The hijacking of flight IC814 coincided with an apparently aborted terrorist bombing campaign half way across the world. US customs officials arrested an Algerian-born Canadian citizen, known as Ahmed Ressam, near Seattle after he came off a ferry from Canada. They claim his car was loaded with jars of nitroglycerin, timing devices and other bomb-making materials. Nobody has a clue who Ressam actually is. His true identity cannot be ascertained because for at least the past 15 years he has been using falsified passports and assumed names. When arrested in Seattle, Ressam was carrying a Canadian passport with the assumed name of Benni Antoine Norris. Ressam immigrated to Canada from France in 1994. His French passport bore the name Tahar Medjadi, and he promptly informed the Canadian immigration officials that his passport and birth certificate were fake. The moral of Ressam's story is that Canada, in the words of a Canadian investigator, has become a "Club Med for terrorists".

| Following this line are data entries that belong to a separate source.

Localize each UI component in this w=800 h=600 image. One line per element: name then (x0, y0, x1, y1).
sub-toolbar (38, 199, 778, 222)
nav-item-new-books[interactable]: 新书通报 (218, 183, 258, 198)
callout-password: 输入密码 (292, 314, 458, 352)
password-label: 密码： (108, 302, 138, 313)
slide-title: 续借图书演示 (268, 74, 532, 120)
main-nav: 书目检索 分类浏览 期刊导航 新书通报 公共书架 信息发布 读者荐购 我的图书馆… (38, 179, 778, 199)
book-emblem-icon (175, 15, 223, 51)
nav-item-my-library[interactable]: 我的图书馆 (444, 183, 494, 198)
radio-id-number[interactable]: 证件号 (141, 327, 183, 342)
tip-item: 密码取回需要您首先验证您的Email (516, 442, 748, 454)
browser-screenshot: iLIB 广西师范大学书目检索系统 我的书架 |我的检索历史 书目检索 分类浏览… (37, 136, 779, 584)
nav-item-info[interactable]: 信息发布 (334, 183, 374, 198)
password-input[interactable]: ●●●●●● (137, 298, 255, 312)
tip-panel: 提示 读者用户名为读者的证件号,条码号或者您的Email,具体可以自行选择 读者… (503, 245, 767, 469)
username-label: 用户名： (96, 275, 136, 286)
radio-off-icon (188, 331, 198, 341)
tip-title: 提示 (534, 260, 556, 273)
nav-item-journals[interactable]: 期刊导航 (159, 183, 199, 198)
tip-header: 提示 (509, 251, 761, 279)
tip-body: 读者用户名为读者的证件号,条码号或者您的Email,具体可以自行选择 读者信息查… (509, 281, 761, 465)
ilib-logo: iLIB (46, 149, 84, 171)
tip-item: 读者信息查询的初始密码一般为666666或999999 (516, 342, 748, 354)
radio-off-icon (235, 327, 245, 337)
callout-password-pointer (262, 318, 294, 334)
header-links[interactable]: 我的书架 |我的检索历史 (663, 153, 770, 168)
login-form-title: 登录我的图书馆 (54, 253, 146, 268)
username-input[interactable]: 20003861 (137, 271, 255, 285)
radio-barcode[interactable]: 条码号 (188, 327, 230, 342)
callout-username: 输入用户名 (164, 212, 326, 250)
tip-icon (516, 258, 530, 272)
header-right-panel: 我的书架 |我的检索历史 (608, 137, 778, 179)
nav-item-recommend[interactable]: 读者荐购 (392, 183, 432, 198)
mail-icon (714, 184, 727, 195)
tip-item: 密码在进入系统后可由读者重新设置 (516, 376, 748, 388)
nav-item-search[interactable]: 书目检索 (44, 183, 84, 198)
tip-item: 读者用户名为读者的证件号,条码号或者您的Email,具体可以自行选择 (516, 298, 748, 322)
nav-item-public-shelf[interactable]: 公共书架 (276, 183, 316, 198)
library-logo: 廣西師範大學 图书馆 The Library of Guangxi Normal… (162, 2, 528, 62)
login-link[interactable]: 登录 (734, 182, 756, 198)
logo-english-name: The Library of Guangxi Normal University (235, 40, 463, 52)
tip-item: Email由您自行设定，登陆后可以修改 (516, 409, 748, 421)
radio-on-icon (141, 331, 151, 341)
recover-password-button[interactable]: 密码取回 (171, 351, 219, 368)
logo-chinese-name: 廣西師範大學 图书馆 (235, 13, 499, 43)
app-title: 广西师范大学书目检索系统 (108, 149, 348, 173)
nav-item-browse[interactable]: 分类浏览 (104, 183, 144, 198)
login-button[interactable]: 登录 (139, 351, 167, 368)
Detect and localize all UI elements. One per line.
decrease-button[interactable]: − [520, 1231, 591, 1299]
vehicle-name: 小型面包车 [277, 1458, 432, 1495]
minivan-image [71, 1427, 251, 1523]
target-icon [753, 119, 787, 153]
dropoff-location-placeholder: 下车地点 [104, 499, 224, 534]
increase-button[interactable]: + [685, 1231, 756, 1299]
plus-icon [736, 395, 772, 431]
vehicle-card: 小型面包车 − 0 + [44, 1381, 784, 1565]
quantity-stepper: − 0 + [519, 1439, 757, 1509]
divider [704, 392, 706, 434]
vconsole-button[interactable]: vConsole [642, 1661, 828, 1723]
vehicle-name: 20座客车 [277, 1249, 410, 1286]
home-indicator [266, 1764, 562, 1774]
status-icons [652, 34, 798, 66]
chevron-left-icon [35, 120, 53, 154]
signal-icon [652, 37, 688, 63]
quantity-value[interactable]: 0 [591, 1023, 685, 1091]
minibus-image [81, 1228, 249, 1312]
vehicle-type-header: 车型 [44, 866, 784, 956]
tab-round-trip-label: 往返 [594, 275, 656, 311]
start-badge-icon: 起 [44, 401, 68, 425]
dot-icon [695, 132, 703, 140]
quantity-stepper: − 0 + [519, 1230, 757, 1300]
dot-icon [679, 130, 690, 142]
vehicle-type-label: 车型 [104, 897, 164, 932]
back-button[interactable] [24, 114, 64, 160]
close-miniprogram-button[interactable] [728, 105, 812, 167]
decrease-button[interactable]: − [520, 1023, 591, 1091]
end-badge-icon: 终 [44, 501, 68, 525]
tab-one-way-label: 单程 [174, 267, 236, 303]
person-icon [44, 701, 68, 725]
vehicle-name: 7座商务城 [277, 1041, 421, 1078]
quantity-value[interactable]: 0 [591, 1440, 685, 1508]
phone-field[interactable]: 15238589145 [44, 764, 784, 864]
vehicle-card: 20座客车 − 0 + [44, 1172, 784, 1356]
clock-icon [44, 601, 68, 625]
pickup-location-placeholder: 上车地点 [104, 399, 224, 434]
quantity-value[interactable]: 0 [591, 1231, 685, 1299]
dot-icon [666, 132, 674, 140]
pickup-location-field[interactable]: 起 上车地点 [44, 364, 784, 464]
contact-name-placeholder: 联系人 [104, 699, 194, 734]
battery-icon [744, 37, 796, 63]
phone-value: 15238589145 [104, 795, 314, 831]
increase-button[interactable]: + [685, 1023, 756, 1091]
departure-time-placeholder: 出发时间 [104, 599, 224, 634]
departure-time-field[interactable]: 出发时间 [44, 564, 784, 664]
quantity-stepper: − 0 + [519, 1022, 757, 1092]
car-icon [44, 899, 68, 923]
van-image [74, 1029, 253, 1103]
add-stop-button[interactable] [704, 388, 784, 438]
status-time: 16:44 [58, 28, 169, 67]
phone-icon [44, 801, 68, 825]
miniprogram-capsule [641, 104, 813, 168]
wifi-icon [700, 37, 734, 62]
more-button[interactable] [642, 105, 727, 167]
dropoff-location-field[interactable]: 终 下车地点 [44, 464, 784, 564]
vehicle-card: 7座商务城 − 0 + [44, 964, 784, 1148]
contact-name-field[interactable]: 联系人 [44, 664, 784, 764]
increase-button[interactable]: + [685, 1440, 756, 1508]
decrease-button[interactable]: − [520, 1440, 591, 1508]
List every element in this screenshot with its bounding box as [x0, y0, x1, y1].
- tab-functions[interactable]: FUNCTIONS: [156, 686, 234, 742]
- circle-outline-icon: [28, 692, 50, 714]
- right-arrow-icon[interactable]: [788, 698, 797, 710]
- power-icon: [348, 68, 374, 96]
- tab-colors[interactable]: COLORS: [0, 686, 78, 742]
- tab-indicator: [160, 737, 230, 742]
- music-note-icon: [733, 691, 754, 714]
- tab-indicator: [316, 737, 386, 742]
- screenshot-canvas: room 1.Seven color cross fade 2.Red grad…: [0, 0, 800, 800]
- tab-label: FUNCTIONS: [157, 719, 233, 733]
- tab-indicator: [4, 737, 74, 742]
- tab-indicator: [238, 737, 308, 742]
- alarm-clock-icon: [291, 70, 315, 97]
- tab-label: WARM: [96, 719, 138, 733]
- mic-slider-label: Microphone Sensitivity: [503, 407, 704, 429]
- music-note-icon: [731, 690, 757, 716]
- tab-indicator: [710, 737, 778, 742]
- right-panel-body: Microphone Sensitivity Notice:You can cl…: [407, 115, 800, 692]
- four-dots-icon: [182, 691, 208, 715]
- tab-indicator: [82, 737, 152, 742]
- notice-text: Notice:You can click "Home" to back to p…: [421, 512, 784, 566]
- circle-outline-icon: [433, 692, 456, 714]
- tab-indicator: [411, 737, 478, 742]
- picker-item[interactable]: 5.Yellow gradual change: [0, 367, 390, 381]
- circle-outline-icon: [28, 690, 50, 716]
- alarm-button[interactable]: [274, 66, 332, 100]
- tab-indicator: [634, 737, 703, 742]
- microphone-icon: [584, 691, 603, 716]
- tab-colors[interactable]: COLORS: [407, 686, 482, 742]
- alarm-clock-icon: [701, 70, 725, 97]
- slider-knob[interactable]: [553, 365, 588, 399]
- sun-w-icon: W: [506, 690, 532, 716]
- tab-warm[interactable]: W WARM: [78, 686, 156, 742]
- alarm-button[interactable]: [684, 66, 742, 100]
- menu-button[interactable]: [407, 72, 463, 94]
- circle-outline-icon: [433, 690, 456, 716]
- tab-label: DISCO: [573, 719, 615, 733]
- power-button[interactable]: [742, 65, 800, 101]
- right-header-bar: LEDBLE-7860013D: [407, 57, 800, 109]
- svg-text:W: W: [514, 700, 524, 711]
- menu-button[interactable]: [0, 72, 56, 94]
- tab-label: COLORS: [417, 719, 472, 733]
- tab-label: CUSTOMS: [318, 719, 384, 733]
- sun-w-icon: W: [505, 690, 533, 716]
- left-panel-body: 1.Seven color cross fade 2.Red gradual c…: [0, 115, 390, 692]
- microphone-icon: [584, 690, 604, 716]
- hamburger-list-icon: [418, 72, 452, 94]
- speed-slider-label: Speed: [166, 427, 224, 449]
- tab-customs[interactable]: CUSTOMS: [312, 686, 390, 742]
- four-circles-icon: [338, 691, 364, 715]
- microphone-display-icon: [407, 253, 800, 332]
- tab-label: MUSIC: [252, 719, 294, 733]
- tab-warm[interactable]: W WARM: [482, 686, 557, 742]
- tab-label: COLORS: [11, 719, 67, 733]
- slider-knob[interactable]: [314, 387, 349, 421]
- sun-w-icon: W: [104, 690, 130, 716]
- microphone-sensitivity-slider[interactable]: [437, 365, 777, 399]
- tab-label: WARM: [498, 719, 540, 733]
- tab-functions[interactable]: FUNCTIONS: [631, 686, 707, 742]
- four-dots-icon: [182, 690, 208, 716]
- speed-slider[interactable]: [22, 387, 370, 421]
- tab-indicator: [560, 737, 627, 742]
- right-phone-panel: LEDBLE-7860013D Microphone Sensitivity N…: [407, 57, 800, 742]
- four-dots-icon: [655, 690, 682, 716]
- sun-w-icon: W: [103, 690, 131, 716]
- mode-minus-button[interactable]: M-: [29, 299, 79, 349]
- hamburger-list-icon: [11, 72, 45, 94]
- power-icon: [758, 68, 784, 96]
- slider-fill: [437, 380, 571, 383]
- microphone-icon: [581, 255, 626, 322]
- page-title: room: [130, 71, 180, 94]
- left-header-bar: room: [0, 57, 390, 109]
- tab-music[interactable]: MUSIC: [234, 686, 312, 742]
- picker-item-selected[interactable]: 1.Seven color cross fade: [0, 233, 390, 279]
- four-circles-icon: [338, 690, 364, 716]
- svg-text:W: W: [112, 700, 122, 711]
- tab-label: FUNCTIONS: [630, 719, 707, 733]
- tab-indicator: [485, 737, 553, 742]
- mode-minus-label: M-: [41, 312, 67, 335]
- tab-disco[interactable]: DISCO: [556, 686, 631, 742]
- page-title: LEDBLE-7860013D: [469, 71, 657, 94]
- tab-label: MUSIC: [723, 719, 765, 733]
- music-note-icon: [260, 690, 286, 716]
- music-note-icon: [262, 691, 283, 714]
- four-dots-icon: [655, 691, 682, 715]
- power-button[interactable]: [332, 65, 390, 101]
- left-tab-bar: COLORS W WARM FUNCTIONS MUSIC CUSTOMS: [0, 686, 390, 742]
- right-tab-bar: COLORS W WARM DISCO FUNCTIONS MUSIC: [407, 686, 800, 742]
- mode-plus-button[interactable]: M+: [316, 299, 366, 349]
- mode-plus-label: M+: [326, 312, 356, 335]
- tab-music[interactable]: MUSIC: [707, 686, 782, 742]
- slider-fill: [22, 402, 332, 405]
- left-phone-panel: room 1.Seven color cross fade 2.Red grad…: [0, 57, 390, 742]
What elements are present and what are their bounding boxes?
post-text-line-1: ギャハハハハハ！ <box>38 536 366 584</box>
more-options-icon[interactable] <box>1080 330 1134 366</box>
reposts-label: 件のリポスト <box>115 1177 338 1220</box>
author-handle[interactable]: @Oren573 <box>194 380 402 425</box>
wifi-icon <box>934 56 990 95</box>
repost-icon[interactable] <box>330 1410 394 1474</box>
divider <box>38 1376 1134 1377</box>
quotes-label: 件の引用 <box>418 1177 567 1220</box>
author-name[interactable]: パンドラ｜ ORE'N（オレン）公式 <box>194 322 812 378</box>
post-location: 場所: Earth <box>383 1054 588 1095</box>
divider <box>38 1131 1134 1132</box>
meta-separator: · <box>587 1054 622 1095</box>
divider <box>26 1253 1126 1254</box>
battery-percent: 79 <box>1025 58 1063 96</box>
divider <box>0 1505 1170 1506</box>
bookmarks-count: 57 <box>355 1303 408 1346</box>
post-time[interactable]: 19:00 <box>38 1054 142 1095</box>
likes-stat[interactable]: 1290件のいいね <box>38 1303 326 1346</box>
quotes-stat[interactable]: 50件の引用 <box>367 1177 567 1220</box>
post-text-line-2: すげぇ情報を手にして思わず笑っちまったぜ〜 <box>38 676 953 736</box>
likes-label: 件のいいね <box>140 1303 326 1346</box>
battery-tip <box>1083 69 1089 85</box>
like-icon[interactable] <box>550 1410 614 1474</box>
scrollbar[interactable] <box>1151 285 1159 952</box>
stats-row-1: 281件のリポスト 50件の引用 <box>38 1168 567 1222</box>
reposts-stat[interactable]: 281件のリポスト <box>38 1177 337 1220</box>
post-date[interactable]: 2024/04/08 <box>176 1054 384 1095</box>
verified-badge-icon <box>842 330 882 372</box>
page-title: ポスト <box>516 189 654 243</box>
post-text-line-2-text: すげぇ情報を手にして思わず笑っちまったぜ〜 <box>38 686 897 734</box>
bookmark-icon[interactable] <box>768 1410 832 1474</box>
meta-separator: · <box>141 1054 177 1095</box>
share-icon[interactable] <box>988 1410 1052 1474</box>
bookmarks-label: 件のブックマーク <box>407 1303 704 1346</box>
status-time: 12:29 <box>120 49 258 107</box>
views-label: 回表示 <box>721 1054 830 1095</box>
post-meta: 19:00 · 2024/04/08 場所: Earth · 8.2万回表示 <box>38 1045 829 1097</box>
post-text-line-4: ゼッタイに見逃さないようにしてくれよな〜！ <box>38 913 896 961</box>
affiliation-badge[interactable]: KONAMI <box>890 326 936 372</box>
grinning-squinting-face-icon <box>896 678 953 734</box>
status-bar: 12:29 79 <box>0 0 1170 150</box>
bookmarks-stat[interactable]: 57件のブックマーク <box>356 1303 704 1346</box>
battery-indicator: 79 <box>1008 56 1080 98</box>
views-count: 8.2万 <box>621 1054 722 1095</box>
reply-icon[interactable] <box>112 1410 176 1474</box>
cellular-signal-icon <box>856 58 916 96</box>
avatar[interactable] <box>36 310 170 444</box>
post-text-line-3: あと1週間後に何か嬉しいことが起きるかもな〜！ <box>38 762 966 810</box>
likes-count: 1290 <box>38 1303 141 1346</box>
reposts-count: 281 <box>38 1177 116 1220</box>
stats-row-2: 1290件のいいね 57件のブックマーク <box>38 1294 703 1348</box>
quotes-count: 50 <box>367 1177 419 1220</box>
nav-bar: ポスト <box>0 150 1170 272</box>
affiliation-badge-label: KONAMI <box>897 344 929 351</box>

While some terrorists are welcomed in the West, economic refugees from the Third World are denied entrance. Last Monday, the US Coast Guard shoed away over 400 would-be, mainly Haitian, immigrants. Dastardly political games, with absolutely no concern for human life and dignity, are being played out on the high seas. Take the Caribbean, for instance, where immigrants from different islands are treated differently. While the US immigration authorities welcome dissident Cubans, even when they fly private jets to Cuba to drop leaflets insulting the island's President Fidel Castro, they bar Haitians entrance. Cubans, of course dissidents, are typically permitted to stay on in the United States if they reach Florida. However, under an agreement with the Haitian government, economic refugees from the island who are grounded ashore without proper documentation are promptly deported. Haitian activists in Miami vociferously criticised US laws that treat Cuban and Haitian refugees differently.